Houthi insurgency
The Houthi insurgency,[43][44] also known as the Houthi rebellion, the Sa'dah War, or the Sa'dah conflict, was a military rebellion pitting Zaidi Shia Houthis (though the movement also includes Sunnis[45]) against the Yemeni military that began in Northern Yemen and has since escalated into a full-scale civil war. The conflict was sparked in 2004 by the government's attempt to arrest Hussein Badreddin al-Houthi, a Zaidi religious leader of the Houthis and a former parliamentarian on whose head the government had placed a $55,000 bounty.[46]

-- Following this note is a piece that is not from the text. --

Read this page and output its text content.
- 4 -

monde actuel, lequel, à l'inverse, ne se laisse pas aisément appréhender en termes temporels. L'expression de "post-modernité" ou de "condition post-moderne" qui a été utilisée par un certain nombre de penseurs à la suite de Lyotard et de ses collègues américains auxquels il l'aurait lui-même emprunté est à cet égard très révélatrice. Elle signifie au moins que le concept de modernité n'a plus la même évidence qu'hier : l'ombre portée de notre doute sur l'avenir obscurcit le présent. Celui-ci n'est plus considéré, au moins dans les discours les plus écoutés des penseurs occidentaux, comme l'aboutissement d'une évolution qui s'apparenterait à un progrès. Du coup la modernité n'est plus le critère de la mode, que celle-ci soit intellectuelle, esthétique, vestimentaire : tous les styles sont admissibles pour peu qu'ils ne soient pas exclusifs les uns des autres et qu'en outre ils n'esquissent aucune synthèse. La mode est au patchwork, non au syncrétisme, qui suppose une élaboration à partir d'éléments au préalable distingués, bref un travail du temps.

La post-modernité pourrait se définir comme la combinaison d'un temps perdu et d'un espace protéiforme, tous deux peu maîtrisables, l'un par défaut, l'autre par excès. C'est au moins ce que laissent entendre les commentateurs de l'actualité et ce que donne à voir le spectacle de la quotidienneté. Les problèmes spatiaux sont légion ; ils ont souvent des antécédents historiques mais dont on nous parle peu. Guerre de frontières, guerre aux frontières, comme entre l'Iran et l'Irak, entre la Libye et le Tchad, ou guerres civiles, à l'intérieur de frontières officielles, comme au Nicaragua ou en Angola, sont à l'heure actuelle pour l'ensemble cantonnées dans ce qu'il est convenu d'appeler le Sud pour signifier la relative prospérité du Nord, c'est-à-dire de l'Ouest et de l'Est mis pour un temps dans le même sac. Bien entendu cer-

Initially, most of the fighting took place in Sa'dah Governorate in northwestern Yemen, but some of the fighting spread to neighbouring governorates Hajjah, 'Amran, al-Jawf and the Saudi province of Jizan. After the Houthi takeover of the capital city Sanaa in late 2014, the insurgency became a full-blown civil war with a major Saudi-led intervention in Yemen beginning in March 2015.[47]
Background[edit]
In 1962, a revolution in North Yemen ended over 1,000 years of rule by Zaidi Imams, who claimed descent from the Hashemites.[48] Sa'dah, in the north, was their main stronghold and since their fall from power the region was largely ignored economically and remains underdeveloped. The Yemeni government has little authority in Sa'dah.[46]
During Yemen's 1994 civil war, the Wahhabis, an Islamic group adhering to a strict version of Sunni Islam found in neighboring Saudi Arabia, helped the government in its fight against the secessionist south.[49] Zaidis complain the government has subsequently allowed the Wahhabis too strong a voice in Yemen. Saudi Arabia, for its part, worries that strife instigated by the Zaidi sect so close to Yemen's border with Saudi Arabia could stir up groups in Saudi Arabia itself.[46][50]
The conflict was sparked in 2004 by the government's attempt to arrest Hussein Badreddin al-Houthi, a Zaidi religious leader of the Houthis and a former parliamentarian on whose head the government had placed a $55,000 bounty.[46]
Hussein Badreddin al-Houthi movement accused Ali Abdullah Saleh of massive financial corruption and criticized him for being backed by Saudi Arabia and United States[51] at the expense of the Yemeni people[52] and Yemen's sovereignty.[53]
Motives and objectives[edit]
When armed conflict erupted between the Yemeni government and Houthis for the first time in 2004, the then Yemeni president accused Houthis and other Islamic opposition parties of trying to overthrow the government and the republican system. As such, the Yemeni government alleged that the Houthis were seeking to overthrow it and to implement Zaidi religious law.
Houthi leaders for their part rejected the accusation, stating that they had never rejected the president or the republican system but were only defending themselves against government attacks on their community.[54] The Houthis said that they were "defending their community against discrimination" and government aggression.[55] The Yemeni government has accused Iran of directing and financing the insurgency.[56]
According to a February 2015 Newsweek report, Houthis are fighting "for things that all Yemenis crave: government accountability, the end to corruption, regular utilities, fair fuel prices, job opportunities for ordinary Yemenis and the end of Western influence."[57]
In an interview with the Yemen Times, Hussein Al-Bukhari, a Houthi insider, said that the Houthis' preferred political system is a republic with a system of elections where women can also hold political positions and furthering that they do not seek to form a cleric-led government after the model of the Islamic Republic of Iran for "we cannot apply this system in Yemen because the followers of the Shafi doctrine are bigger in number than the Zaydis."[58]